Dalam Islam, hubungan badan atau hubungan suami istri disebut dengan Jima'. Dalam hal bercinta atau Jima' seorang suami harus memperhatikan berbagai hal, yaitu salah satunya tidak hanya mementingkan kepuasan pada dirinya sendiri, tetapi dia juga harus berupaya memberikan kepuasan kepada istrinya. Oleh sebab itu, cumbu rayu sangat diperlukan sebelum melakukan hubungan percintaan, ketenangan pikiran, kenyamanan suasana, dan aneka variasi saat melakukanya.
Rasulullah –Shallallahu 'Alaihi Wa 'Ala Alihi Wa Sallam bersabda: "Janganlah salah seorang di antara kalian menggauli isterinya sebagaimana hewan menggauli sesamanya.
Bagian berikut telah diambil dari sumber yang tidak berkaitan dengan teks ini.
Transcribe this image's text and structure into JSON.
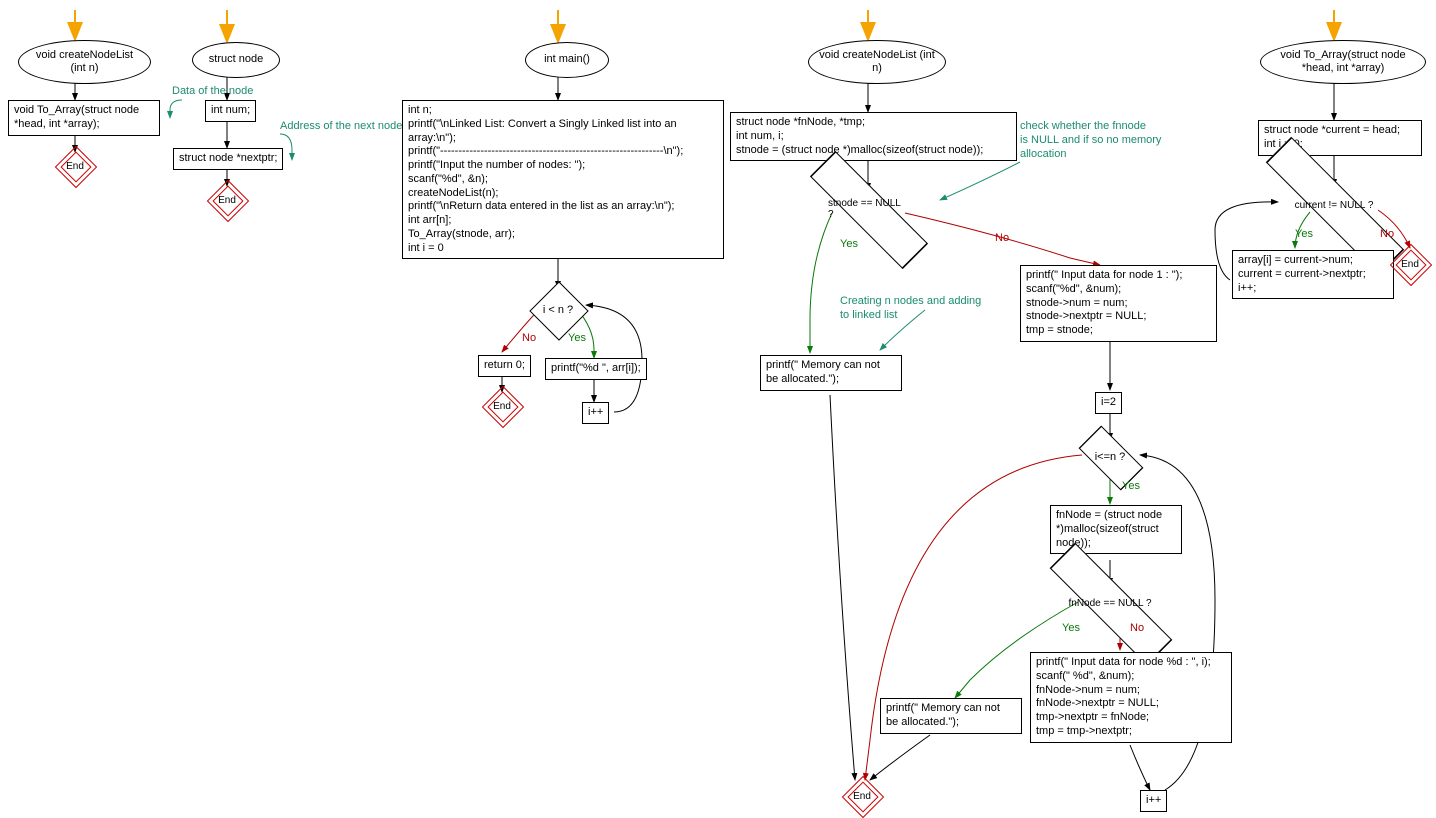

Hendaklah ia mengadakan pemanasan (perantara) terlebih dahulu dengan jalan ciuman dan kata-kata mesra" (HR. Turmudzi)
Pitutur Rasulullah SAW tentang bercinta (senggama) adalah nasehat paripurna, utamanya demi menjaga kesehatan tubuh, mental, dan spiritual, berikut mewujudkan tujuan hubungan seksual menurut ajaran Islam, yaitu: memelihara keturunan dan keberlangsungan umat manusia, mengeluarkan cairan yang bila mendekam di dalam tubuh akan berbahaya, dan meraih kenikmatan yang dianugerahkan Allah.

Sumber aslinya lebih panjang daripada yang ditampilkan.